Not all professionals agree with that, so I don't take it as established fact, but the idea that it does not increase child sex abuse is more firmly established.
If there is a decrease, we don't know the exact mechanism behind it, but the idea that pedophiles are looking at it is a very plausible hypothesis.
I was citing the Wikipedia article in answer to your comment "Shall we believe that being a pedophile is genetic and the environment to which a person is exposed has nothing to do with them becoming a pedophile? ", and I think the section I linked to does a decent job of showing very early effects.
The way you've used testosterone level as a mediating variable seems very weak and questionable. The relevant data there is the societal experiments studied by Diamond: If you make child porn freely available, what happens to society-wide levels of child sex abuse?

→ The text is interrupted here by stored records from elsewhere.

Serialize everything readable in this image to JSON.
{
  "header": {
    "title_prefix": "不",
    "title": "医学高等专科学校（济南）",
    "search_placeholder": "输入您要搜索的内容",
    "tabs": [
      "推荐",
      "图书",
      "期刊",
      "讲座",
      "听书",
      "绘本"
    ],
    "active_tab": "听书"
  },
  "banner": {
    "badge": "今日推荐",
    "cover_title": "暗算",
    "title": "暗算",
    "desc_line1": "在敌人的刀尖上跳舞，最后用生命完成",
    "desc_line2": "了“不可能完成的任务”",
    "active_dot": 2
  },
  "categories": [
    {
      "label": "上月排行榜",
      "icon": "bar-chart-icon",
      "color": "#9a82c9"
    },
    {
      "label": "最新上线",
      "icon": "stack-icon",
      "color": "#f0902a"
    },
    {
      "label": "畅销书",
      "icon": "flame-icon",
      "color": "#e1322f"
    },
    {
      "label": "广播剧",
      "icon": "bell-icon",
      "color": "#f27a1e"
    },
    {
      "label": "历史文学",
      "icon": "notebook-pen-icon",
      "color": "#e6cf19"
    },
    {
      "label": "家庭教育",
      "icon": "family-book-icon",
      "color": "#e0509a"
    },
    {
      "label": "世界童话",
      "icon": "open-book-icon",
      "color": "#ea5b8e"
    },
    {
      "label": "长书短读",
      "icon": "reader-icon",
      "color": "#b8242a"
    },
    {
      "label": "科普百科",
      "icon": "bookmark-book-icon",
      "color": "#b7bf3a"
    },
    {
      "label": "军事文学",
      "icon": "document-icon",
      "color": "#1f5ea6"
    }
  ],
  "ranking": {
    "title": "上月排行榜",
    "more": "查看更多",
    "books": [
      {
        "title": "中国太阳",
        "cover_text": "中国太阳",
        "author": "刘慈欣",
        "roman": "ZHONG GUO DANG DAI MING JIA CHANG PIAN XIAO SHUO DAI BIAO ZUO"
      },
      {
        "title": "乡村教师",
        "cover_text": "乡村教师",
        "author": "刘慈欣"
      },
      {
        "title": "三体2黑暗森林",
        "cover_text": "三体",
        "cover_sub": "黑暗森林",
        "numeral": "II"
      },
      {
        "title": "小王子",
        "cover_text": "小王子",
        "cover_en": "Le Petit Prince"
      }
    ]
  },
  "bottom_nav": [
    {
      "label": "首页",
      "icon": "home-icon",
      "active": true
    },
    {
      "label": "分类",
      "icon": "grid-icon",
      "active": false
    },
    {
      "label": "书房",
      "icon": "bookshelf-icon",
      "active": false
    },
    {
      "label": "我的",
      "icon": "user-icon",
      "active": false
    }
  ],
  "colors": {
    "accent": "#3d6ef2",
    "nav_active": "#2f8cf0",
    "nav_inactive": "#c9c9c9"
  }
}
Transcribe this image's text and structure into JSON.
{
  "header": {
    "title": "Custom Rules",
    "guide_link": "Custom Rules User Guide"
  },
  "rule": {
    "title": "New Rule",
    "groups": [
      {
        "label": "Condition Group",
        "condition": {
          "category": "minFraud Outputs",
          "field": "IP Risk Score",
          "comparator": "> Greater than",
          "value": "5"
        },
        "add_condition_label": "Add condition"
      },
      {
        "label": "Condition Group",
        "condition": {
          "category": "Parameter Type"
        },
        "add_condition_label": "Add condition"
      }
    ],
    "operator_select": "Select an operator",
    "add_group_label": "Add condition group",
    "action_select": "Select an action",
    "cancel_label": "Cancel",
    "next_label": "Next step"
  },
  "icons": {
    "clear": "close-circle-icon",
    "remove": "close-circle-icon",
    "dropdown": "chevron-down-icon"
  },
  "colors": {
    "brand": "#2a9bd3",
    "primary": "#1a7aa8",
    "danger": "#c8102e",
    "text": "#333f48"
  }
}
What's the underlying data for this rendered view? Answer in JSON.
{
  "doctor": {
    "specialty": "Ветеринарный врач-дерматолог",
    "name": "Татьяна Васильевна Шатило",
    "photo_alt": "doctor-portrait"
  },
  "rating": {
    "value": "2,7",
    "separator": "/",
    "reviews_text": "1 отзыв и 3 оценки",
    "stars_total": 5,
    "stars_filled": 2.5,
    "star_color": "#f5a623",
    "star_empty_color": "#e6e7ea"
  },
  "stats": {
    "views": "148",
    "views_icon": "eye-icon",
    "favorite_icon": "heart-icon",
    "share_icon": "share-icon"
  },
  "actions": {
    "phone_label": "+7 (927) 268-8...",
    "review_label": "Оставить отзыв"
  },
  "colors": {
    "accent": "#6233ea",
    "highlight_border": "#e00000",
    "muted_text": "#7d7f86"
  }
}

When it comes to doling out freedoms that historically means in the US the rights that God gave men. I don't think many Christian would say that God gave men the right to enjoy child pornography but democratic society took that right away from men to reduce the amount of child abuse by pedophiles.
I also don't think you can reasonable argue that the founding fathers had in mind to protect child pornography when they wrote the first amendment.
To turn to the present, given the current way the US works saying that it's citizens value civil liberties it sounds like a joke.
A lot of people here count themselves as utilitarian. The idea of civil liberties is nice but for most people it's an means to an end and not an end in itself.